People of colour are being systematically erased from visions of our future through the technology and entertainment industries’ repeated presentation of AI as white – whether in stock images, through TV and film characters or the voices of virtual assistants like Amazon’s Alexa, a new report from the University of Cambridge has found, compounding a racial inequality AI experts have been warning of for years.

“Given that society has, for centuries, promoted the association of intelligence with white Europeans, it is to be expected that when this culture is asked to imagine an intelligent machine it imagines a white machine,” said Dr Kanta Dihal, from the university’s Leverhulme Centre for the Future of Intelligence (CFI).

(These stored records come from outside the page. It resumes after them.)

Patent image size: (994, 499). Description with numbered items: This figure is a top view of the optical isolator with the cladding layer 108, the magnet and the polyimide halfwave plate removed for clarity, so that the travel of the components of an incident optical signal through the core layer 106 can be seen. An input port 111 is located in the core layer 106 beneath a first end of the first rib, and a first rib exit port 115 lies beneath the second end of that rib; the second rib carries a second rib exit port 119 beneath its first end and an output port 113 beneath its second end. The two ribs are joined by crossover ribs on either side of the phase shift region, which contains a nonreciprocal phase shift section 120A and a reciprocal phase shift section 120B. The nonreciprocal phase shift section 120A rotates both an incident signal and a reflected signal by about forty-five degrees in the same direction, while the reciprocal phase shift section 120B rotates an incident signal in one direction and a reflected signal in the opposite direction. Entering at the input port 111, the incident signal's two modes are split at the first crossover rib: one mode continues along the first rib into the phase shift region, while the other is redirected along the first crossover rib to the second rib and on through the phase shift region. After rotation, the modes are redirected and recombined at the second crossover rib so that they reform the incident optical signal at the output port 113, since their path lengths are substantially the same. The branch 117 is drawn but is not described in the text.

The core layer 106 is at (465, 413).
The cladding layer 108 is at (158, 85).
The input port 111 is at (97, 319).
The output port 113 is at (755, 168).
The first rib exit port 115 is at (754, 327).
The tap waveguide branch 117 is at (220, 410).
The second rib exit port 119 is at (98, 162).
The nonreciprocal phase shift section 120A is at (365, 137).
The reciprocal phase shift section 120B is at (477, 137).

Terminator 3: Rise of the Machines
AI tends to be depicted as white (Photo: Columbia Pictures)

“People trust AI to make decisions. Cultural depictions foster the idea that AI is less fallible than humans. In cases where these systems are racialised as white, that could have dangerous consequences for humans that are not.”

Dr Dihal’s report comes at a time when the entire tech industry is in the throes of a racial reckoning. Its businesses and institutions are finally, slowly, addressing how innovations including facial recognition can be weaponised and used to reinforce racial discrimination in the wake of the Black Lives Matter movement, causing Microsoft, and Amazon to make solemn public statements about how they’ll pause or stop selling their technology to US police forces.

While such revisions are invariably progress, it’s not as if Big Tech was entirely ignorant of its racial shortcomings. We’ve known for years that Google’s image recognition technologies miscategorise black people as gorillas, that sentencing algorithms discriminate against black defendants and that chatbots can be quickly conditioned to adopt racist language. Research from New York University last year cautioned the AI industry was facing an ‘alarming’ diversity crisis, as its systems demonstrated a “persistent problem of gender and race-based discrimination” that mirror and replicate society’s existing inequality structures. In other words, systems created by white men tend to only benefit white men.

Both reports reach the same conclusion: if the industry fails to diversity the demographic of its developers, AI stands to exacerbate racial inequality. Our films and TV shows teach us that AI wants to outsmart and subsequently overthrow humanity. So both Big Tech and white culture as a whole must examine their own uncomfortable complicity in creating the systems and structures that create two distinct camps: the oppressors and the oppressed, or be condemned to repeating the mistakes of the past.